Root Dockerfile runs uvicorn on 0.0.0.0 and PORT (default 8000).
That makes it suitable for local run and hosted environments.

14. What API key are we using?

The project expects environment variables. Keys are not hardcoded in repository files.

Required for LLM mode:

API_BASE_URL
MODEL_NAME
OPENAI_API_KEY

Compatibility fallback:

HF_TOKEN is accepted if OPENAI_API_KEY is not set.

No-key mode:

USE_RANDOM=true bypasses LLM and uses a deterministic random baseline agent.

Practical meaning:

If USE_RANDOM=true, you can run without any API key.
If USE_RANDOM is not true, OPENAI_API_KEY (or HF_TOKEN fallback) is needed.

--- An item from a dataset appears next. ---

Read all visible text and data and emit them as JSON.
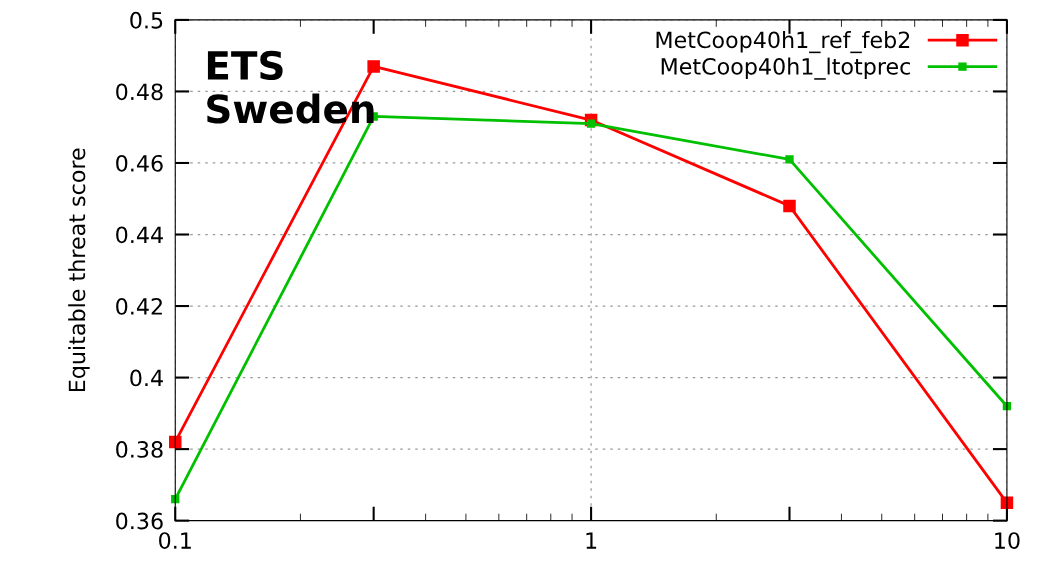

15. Backend API endpoints (what each does)

GET /health
- health check
GET /tasks
- list available tasks
POST /reset
- start new episode for selected task
POST /step
- apply one action and move simulation one step
GET /state
- current state
GET /dashboard/state
- extended state for HTML dashboard (includes legal actions + last observation)
GET /metadata and GET /schema
- environment metadata and contracts
POST /mcp
- minimal JSON-RPC endpoint

16. What the dashboard shows vs what it does not show

Shows:

Unit cards (status, assignment, ETA, location)
Incident cards (type, severity, status, assigned units)
Map view for units/incidents
Last step reward component bars
Header task/episode/step values

Nuance:

Header "Score" currently uses metadata.cumulative_reward.
Episode score is available too (metadata.episode_score), but not currently shown as the main header score.

17. Beginner glossary

incident: emergency case to be handled
unit: responder vehicle/team (EMS, fire, police, etc.)
legal action: an action that passes protocol checks in current state
reward: immediate feedback signal for one step
episode score: overall quality of a full run
terminal: episode is finished

18. Practical "how to think" summary

When you judge behavior quality in this project:

Use step rewards to understand local tactical quality.
Use episode score to understand mission success for the selected task.
Use dashboard to observe live state transitions.
Use task definitions to interpret what success means in each scenario.

If you remember one thing:

This is not a generic chatbot app. It is a decision simulator where actions change a world state over time and are graded both step-by-step and across full episodes.